Ou ela se alista publicamente na Lava Jato, ou está frita. Lula deu
meios passos ao tirar José Dirceu da Casa Civil e Antonio Palocci da
Fazenda. Faltou dissociar-se do mensalão, e o resultado está aí.
Fernando Collor teria terminado o mandato se, na primeira hora, tivesse
rifado o tesoureiro Paulo Cesar Farias. O general Figueiredo arruinou
seu governo e sua biografia acobertando o atentado do Riocentro.
Não há agenda positiva possível enquanto o governo estiver sitiado pelas
roubalheiras que hospedou, tolerou e finge desconhecer. Pactos são
coisa para patos.
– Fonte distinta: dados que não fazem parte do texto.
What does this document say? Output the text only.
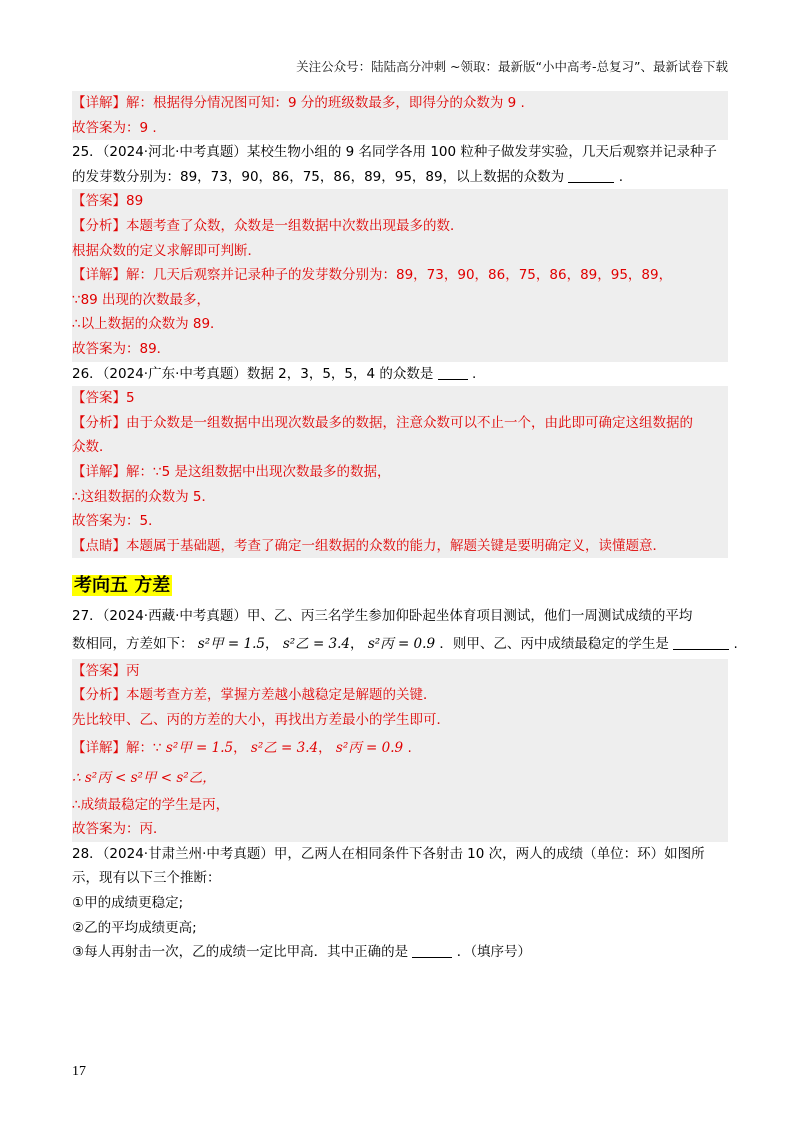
关注公众号：陆陆高分冲刺 ~领取：最新版“小中高考-总复习”、最新试卷下载
【详解】解：根据得分情况图可知：9 分的班级数最多，即得分的众数为 9 .
故答案为：9 .
25．（2024·河北·中考真题）某校生物小组的 9 名同学各用 100 粒种子做发芽实验，几天后观察并记录种子
的发芽数分别为：89，73，90，86，75，86，89，95，89，以上数据的众数为	.
【答案】89
【分析】本题考查了众数，众数是一组数据中次数出现最多的数．
根据众数的定义求解即可判断．
【详解】解：几天后观察并记录种子的发芽数分别为：89，73，90，86，75，86，89，95，89，
∵89 出现的次数最多，
∴以上数据的众数为 89．
故答案为：89．
26．（2024·广东·中考真题）数据 2，3，5，5，4 的众数是	.
【答案】5
【分析】由于众数是一组数据中出现次数最多的数据，注意众数可以不止一个，由此即可确定这组数据的
众数．
【详解】解：∵5 是这组数据中出现次数最多的数据，
∴这组数据的众数为 5．
故答案为：5．
【点睛】本题属于基础题，考查了确定一组数据的众数的能力，解题关键是要明确定义，读懂题意．
考向五 方差
27．（2024·西藏·中考真题）甲、乙、丙三名学生参加仰卧起坐体育项目测试，他们一周测试成绩的平均
数相同，方差如下： s²甲 = 1.5， s²乙 = 3.4， s²丙 = 0.9 ．则甲、乙、丙中成绩最稳定的学生是	.
【答案】丙
【分析】本题考查方差，掌握方差越小越稳定是解题的关键．
先比较甲、乙、丙的方差的大小，再找出方差最小的学生即可．
【详解】解：∵ s²甲 = 1.5， s²乙 = 3.4， s²丙 = 0.9 .
∴ s²丙 < s²甲 < s²乙，
∴成绩最稳定的学生是丙，
故答案为：丙．
28．（2024·甘肃兰州·中考真题）甲，乙两人在相同条件下各射击 10 次，两人的成绩（单位：环）如图所
示，现有以下三个推断：
①甲的成绩更稳定;
②乙的平均成绩更高;
③每人再射击一次，乙的成绩一定比甲高．其中正确的是	．（填序号）
17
Um rompimento com os conluios será coisa difícil, até
porque enquanto a doutora está neutra-contra a Lava Jato, a oposição
está a favor, desde que ela pare, limitando-se na amplitude e no tempo.
A doutora deve reler o que diz.
Na reunião com os governadores, informou:
"Nós, como governantes que somos, não podemos nos dar ao luxo de não ver a realidade com olhos muito claros."
Quem souber o que isso quer dizer ganha um fim de semana em Miami.
LULA EM SÃO PAULO
A oposição dá como fava contada a derrota do PT na disputa pela Prefeitura de São Paulo. Há algo de exagero nisso.
Se Marta Suplicy ganhar a disputa, Lula terá todo direito de se
proclamar vencedor, mesmo fazendo de conta que não é o dono do poste
Fernando Haddad.
A senadora foi uma petista histórica e caiu em desgraça junto aos
comissários do Palácio porque defendeu o "Volta, Lula" na eleição do ano
passado.
LÁ VEM TUNGA
O poderoso lobby das operadoras de planos de saúde voltou a armar seus
botes em cima dos consumidores. Na linha de frente da manobra, vem a
ameaça de um colapso do setor, provocado pelo aumento dos custos dos
serviços que venderam e dos contratos que assinaram.
Em 20 anos, esse setor produziu muitos bilionários. Não é razoável que,
entre os seus argumentos, usem o dos custos do atendimento aos idosos.
Pode ser verdade que um jovem de 18 anos custe R$1 mil por ano e um
idoso, R$ 1 mil por mês, mas essa patranha é velha.
Em 1997, o deputado Ayres da Cunha, dono da operadora Blue Life, disse o
seguinte: "Se tirássemos todos os idosos do meu plano, minha
rentabilidade aumentaria muito". Ninguém fica velho porque quer e, ao
contrário da gripe, a velhice não chega sem avisar.
Uma operadora de planos de saúde só com jovens é o sonho do Eremildo. Se
isso não for possível, o idiota se contenta em ficar amigo de amigos do
Palácio do Planalto, onde se cozinham ferradas nos consumidores.
AULA ÚTIL
Até o final de agosto chegará às livrarias "O Novo Estado Islâmico: Como
Nasceu o País do Terrorismo", do jornalista inglês Patrick Cockburn. É
coisa fina.
O Estado Islâmico é uma dessas questões que aparecem do nada e desafiam a
sabedoria convencional. Por selvagem, é fácil detestá-lo. Por caótico,
acredita-se que é um fenômeno passageiro. Pelas duas coisas, formam-se
opiniões a seu respeito baseando-as no nada.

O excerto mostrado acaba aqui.